Know your comparables and verify them with the parties. You will be surprised at what you will find out. Do not rely on any unverified MLS data...it's typically wrong. Don't worry or get involved with any local politics..just be ready to testify again on the same appraisal in a real court in about 1 to 2 years.

Under no circumstances should you compare assessments with other properties.
 
Under no circumstances should you compare assessments with other properties

Actually I had a book somewhere with tapes that described the process of using comparable appraised values. This tax consultant did nothing but tax appraisals in Cal. and NV. In Arkansas, this is one very good way to do it. In one subdivision of condo-duplexes, mostly with older folk living there, the entire subdivision was appraised based upon 1 sale, post-appraisal (sometime between Aug 31 and Jan 1, dated for Jan 1) three other sales occurred that were much less. Several neighbors got together and came as a group. The entire subdivision was lowered. Oh, sure. I heard board members query taxpayers what if we raised everyone else's rate but left yours the same...bullying tactic as i see it....taxpayers are neophytes to the machinations of the assessment process and should not be treated like that.

Also, I took a class with a Missouri tax consultant/appraiser who used that technique. He only appraised commercial properties and he actively sought over-valued properties, then approached the client with a proposition to lower the values. It works.

It sounds like your state has a system whereby assessment cannot be overturned with any sucess. The 5,000± complaintants in my home county in 1997? 91% were lowered....one property was raised (due to an error of 16,000 SF barn being logged as a 1,600 SF barn.)

In our state we contest the appraised value, not the assessment. State Constitution requires all ad valorom appraisals are "Market Value" appraisals. It is easy to see whether a property is over or under appraised. I did a spreadsheet of property I appraised for about 2 years comparing the assessor appraised value vs. the actual sales price of those properties that sold.
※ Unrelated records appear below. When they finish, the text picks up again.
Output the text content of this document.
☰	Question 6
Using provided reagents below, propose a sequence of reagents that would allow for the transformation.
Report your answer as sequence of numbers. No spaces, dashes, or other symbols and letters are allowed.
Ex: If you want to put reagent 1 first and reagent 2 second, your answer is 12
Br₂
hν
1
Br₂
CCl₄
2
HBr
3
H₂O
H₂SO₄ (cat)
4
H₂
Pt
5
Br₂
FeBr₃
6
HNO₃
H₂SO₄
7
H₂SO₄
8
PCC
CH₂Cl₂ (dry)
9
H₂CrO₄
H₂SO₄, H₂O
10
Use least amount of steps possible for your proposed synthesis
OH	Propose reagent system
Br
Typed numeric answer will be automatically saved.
It was 50%± to 150%± with the average being 105%±....The variance is unacceptable by almost any standard except the government. If the values had been 93% to 115%, It would be more palatable. At least you would think it fair. In fact, in Arkansas taxes cannot rise more than 5% per year regardless the assessed value, but that issue is entirely independent of the Appraised value.
 
Terrel is absolutely corect on the apples and oranges. The USPAP compliant appraisal has no bearing on an assessment for taxation purposes.

But then, Terrel, you go on to state how far off the assessed values are from an "appraised" value. If their is no correlation between the values, then how can one be incorrect, and the other correct?
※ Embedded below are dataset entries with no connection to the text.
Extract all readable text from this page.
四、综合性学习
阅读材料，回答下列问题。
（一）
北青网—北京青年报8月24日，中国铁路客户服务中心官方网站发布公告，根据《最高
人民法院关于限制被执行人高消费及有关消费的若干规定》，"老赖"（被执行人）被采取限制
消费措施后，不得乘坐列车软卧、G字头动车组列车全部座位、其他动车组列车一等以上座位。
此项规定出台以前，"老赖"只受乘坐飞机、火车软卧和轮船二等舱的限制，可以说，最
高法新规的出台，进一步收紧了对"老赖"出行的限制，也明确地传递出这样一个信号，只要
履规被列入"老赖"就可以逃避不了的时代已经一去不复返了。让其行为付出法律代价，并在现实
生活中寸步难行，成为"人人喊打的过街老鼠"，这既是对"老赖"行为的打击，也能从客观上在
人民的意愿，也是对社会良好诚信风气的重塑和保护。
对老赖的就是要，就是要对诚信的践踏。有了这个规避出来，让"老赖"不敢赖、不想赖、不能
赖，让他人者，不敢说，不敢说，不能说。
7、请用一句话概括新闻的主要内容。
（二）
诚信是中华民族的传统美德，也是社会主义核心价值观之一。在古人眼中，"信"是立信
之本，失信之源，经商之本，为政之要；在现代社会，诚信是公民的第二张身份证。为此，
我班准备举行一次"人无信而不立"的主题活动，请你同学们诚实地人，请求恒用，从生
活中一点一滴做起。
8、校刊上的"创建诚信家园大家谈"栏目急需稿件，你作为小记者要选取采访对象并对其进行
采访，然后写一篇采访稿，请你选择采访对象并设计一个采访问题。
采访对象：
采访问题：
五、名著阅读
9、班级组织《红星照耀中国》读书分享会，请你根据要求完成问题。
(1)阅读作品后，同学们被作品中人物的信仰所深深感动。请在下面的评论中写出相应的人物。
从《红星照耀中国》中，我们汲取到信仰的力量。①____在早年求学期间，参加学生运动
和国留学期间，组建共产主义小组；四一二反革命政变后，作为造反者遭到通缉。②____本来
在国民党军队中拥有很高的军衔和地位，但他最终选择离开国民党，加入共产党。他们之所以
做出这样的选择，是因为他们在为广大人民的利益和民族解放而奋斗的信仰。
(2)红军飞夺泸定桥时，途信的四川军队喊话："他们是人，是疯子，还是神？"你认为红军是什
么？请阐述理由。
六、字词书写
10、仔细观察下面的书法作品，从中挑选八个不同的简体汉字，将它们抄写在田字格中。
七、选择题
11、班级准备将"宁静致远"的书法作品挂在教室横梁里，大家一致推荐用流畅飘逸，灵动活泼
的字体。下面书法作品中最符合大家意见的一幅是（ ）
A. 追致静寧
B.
Please explain your reasoning.

Austin nailed it with "Under no circumstances you you compare assessments with other (appraised) properties.

tr
 
The threads on this subject are great. They also support my early view that this is a very specialized subject and should not be tried alone by the inexperienced. Please read the posts of the men who have years and years (sayeth the old guy) & (poultry king of NW AR) of experience in this the field of appraising.

If a person is hell bent on doing one of these assignments for the first time, do yourself, your license, and the public a favor, get an experienced partner to co-author the report. If the tax board gets even a hint of your inexperience they will rip you a new one.
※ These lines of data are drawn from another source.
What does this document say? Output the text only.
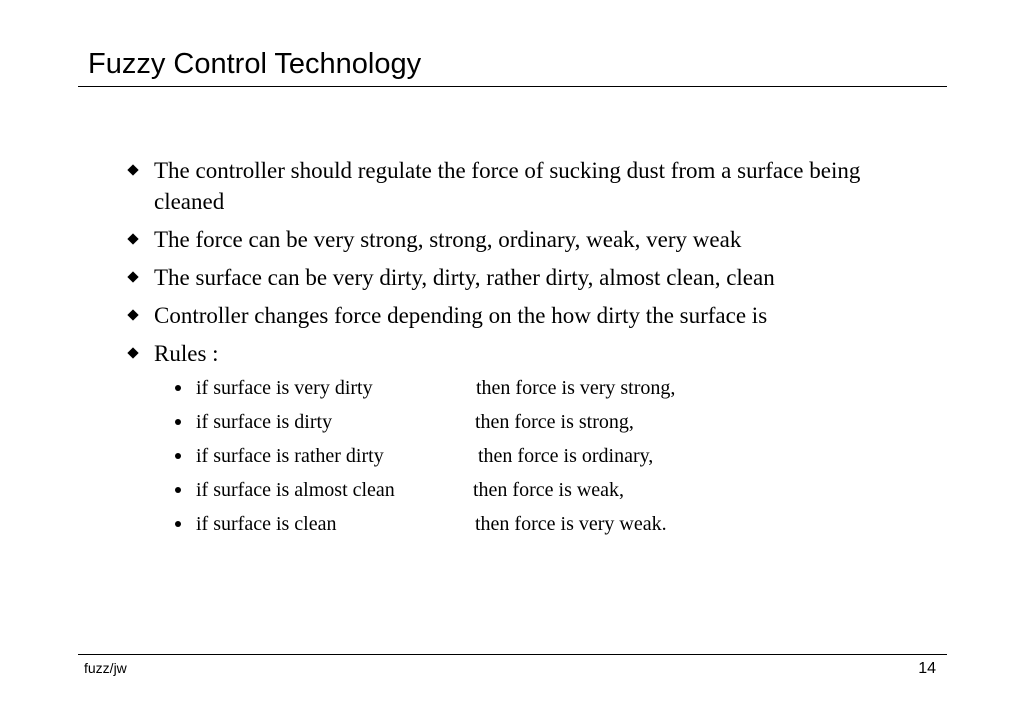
Fuzzy Control Technology
The controller should regulate the force of sucking dust from a surface being cleaned
The force can be very strong, strong, ordinary, weak, very weak
The surface can be very dirty, dirty, rather dirty, almost clean, clean
Controller changes force depending on the how dirty the surface is
Rules :
if surface is very dirty	then force is very strong,
if surface is dirty	then force is strong,
if surface is rather dirty	then force is ordinary,
if surface is almost clean	then force is weak,
if surface is clean	then force is very weak.
fuzz/jw	14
Too bad with all this good advise, this isn't added to it. Mike Garrett told one poster on an earlier forum that if the poster didn't know the answer to the question the poster asked, to ask his mentor, and if he didn't have one get one. This is especially appropriate here.

Competency Rule. Competency Rule. Competency Rule. Can't be read enough.
 
While attending the USPAP instructor's course this topic was brought up. An appraiser should not and cannot do a consulting assignment outside of USPAP. Once you are a licensed or certified appraiser you must follow the standards as they apply to consulting.